L’apocalisse di Genova: ancora una decina i dispersi

Sonia

L’apocalisse di Genova: ancora una decina i dispersi

giovedì 16 Agosto 2018 - 16:27

Trenta metri d’asfalto sono piantati in mezzo al Polcevera come un monolite preistorico piovuto all’improvviso dal cielo (APPROFONDISCI), proprio sotto il camion blu e verde della catena Basko fermo sull’orlo dell’abisso, a dieci metri dal punto che separa la vita dalla morte. Attorno, due ruspe scavano con le benne tra i resti di tre tir da venti metri l’uno, accartocciati, spezzati: non ci crede più nessuno che tra quell’ammasso di lamiere, gomme e cavi imputriditi di gasolio possa esserci qualcuno ancora in vita ma è la speranza di trovarlo che spinge uomini che dal momento del crollo non si sono fermati mai a scavare ancora.

Genova si era svegliata sotto una pioggia pesante e compatta, che da queste parti non porta mai bene. Il boato che alle 11.50 del 14 agosto ha squarciato la città ha cancellato tutto: il cedimento del Ponte Morandi ha sommerso il rumore dei tuoni, i clacson delle auto incolonnate nel traffico di ferragosto, le mille voci di una città che ora guarda senza parole quello squarcio che si è aperto nel ventre di Sampierdarena. A poche centinaia di metri, verso il mare, c’è la zona dell’Italsider, dove c’era la cocheria e la gente apriva la finestra e toglieva la polvere di carbone.

Dall’altro lato, verso la collina, Bolzaneto e i ricordi brutti del G8. In mezzo il Polcevera, l’unico torrente di Genova che non è stato tombato. Quando piove non è lui a preoccupare, ma il Fereggiano, che i suoi morti li già fatti, o il Bisagno. “Io una cosa così non l’ho mai neanche pensata – dice il vigile del fuoco Alessandro Campora dopo aver passato 6 ore a scavare tra le macerie di quel che resta del ponte – Un viadotto come questo è costruito per non andare giù neanche se c’è un terremoto, come sia stato possibile davvero non lo so”.

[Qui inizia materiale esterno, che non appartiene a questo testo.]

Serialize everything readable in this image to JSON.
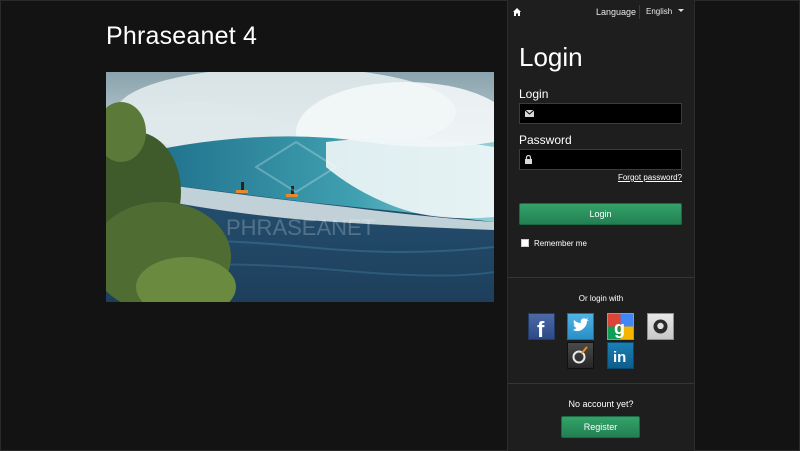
{
  "app": {
    "title": "Phraseanet 4"
  },
  "hero": {
    "watermark": "PHRASEANET"
  },
  "topbar": {
    "language_label": "Language",
    "language_selected": "English"
  },
  "login": {
    "heading": "Login",
    "login_label": "Login",
    "login_value": "",
    "password_label": "Password",
    "password_value": "",
    "forgot_password": "Forgot password?",
    "submit_label": "Login",
    "remember_me": "Remember me"
  },
  "social": {
    "heading": "Or login with",
    "providers": [
      "facebook",
      "twitter",
      "google",
      "github",
      "viadeo",
      "linkedin"
    ]
  },
  "register": {
    "prompt": "No account yet?",
    "button_label": "Register"
  },
  "colors": {
    "accent": "#2a9160",
    "panel": "#1e1e1e",
    "background": "#131313"
  }
}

Il ponte Morandi era lungo oltre un chilometro, con tre piloni di cemento armato a sostenerlo: son venuti giù più di duecento, trascinandosi appresso anche il pilone centrale. A guardarle ora, le travi di cemento spesse due metri spezzate e sbriciolate, con i tondini d’acciaio che spuntano contorti, vien da chiedersi come è stato possibile. Sul lato destro, quello che passa sopra la ferrovia, un intero pezzo di ponte lungo venti metri si è abbattuto tra i binari e una palazzina: là sotto c’è un cratere profondo 15 metri dove ci sono almeno una trentina di mezzi accartocciati. Nessuno sa quanta ancora gente ci sia dentro. I vigili del fuoco mandano dentro le sonde con le telecamere per cercare di capire come muoversi. «Forse non ci siamo capiti – racconta uno di loro – ti devi infilare lì dentro e con le mazze per spaccare il cemento e le cesoie idrauliche per tagliare i tondini. E’ un lavoro infernale».

A cinquanta metri di distanza, dall’altra parte della ferrovia, le case popolari di Sampierdarena sono state miracolosamente risparmiate. Condomini di cinque piani dove abitano centinaia di persone, italiani e immigrati. Marco è uno di quelli che vive sotto il ponte, alza gli occhi e guarda proprio sopra di lui il pezzo di cemento armato che è rimasto sospeso, attaccato ai tiranti d’acciaio. «Cosa ho sentito? Sembrava stesse crollando il mondo» Al momento sono 38 i morti accertati nel crollo del ponte Morandi e non 39 come precedentemente detto. I feriti sono 15 di cui 9 in codice rosso. Infine il Procuratore capo Cozzi fa sapere che «ci potrebbero essere ancora 10-20 persone disperse».